Abstract:
The spring of 2005 marked a tricky juncture for the leaders of a program designed to improve health care access for thousands of residents living in impoverished, isolated settlements just north of the Mexican border in the Lower Rio Grande Valley and also for the Robert Wood Johnson Foundation, which had provided the program with a four-year startup grant, due to expire in a few months' time. The project leaders wanted to keep the Integrated Health Outreach System (IHOS) alive, but were not sure how to fund it. In addition, frustrated by aspects of the project's design, they wanted to reorganize and refocus the program. The Robert Wood Johnson Foundation, meanwhile, had gone through an internal organizational change that had significantly changed RWJF's approach to charitable giving. In general, the Foundation was no longer funding "safety net" programs like IHOS, but had moved toward broader, systemic, collaborative efforts to address the root causes of poor health in vulnerable populations. But the RWJF administrators recognized that the plight of the IHOS clients was extreme. In addition, they knew that resources on the border were scarce.
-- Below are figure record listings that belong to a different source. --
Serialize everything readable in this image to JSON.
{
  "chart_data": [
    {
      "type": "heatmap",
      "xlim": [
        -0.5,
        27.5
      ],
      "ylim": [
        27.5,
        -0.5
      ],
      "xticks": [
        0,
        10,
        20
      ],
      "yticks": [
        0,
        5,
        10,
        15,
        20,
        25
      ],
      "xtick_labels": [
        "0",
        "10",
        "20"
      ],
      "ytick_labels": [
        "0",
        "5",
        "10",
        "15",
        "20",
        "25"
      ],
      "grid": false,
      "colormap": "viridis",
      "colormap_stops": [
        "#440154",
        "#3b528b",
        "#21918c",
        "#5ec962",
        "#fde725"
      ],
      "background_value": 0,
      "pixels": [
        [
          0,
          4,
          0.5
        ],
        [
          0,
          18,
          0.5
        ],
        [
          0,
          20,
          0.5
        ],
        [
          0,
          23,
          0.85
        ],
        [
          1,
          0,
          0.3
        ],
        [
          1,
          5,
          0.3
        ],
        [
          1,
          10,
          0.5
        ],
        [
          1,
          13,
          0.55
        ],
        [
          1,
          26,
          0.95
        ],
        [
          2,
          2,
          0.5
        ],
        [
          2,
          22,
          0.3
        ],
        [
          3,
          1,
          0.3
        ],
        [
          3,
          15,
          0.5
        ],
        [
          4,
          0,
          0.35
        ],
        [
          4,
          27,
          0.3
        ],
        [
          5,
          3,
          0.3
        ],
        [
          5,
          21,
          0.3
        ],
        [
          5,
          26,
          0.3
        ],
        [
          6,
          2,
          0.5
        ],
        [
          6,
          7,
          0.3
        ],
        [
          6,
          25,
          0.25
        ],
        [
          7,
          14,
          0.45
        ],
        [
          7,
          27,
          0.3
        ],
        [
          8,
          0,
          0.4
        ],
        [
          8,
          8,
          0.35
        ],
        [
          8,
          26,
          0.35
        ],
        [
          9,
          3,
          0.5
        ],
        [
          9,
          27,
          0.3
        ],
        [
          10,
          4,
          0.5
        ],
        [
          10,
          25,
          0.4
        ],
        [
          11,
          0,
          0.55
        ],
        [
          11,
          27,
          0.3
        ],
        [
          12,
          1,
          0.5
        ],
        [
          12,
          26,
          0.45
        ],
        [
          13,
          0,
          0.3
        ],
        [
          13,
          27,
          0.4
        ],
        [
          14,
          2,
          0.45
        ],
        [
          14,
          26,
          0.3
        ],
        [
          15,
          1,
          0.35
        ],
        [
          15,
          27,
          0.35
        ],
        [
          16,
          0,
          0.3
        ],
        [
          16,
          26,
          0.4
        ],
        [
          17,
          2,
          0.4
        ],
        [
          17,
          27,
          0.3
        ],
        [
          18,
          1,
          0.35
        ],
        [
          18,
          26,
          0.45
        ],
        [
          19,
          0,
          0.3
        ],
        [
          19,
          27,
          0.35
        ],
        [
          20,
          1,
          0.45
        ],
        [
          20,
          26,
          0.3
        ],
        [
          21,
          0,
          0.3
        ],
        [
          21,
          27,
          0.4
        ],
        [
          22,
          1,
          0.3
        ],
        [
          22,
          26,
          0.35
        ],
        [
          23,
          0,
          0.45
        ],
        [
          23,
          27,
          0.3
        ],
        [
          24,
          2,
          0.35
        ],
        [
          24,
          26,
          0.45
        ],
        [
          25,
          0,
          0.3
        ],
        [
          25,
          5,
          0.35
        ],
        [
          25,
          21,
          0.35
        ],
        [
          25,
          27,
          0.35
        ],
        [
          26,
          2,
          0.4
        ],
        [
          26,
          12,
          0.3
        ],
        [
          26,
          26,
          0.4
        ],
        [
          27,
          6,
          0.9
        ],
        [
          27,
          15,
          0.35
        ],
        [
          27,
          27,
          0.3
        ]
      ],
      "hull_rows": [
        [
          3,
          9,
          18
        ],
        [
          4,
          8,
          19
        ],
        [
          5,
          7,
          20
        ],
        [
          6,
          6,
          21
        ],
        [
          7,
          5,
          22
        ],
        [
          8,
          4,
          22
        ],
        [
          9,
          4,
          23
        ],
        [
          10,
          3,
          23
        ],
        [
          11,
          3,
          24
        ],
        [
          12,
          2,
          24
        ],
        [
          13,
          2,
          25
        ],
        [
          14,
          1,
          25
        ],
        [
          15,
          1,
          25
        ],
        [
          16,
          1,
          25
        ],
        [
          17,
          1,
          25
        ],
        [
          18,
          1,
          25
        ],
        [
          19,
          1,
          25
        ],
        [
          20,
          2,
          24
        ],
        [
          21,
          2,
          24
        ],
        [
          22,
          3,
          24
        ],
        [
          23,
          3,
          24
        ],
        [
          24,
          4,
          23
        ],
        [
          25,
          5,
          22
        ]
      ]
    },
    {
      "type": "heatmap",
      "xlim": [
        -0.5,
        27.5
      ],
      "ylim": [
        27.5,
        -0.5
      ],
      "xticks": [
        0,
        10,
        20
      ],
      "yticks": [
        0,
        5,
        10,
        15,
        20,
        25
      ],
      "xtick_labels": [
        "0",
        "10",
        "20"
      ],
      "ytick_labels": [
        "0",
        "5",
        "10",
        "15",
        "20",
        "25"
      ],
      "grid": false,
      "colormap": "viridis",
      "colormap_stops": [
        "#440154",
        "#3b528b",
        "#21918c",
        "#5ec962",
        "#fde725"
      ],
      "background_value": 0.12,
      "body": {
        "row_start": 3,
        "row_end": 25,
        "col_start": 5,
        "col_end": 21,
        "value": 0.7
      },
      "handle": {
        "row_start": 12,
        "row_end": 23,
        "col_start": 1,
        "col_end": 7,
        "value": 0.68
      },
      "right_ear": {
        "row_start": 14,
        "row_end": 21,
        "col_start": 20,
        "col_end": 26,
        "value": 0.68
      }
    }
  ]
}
In practical terms, that meant the Foundation was reluctant to cut off the IHOS funding, at least not until IHOS could stand on its own feet.
Learning Objective:
This case tells the story of IHOS - how it was conceived, how it was funded, how it evolved in the context of conditions that defined and complicated life in the Lower Rio Grande Valley: extreme poverty, complex social dynamics, and competitive relationships in the nonprofit sector.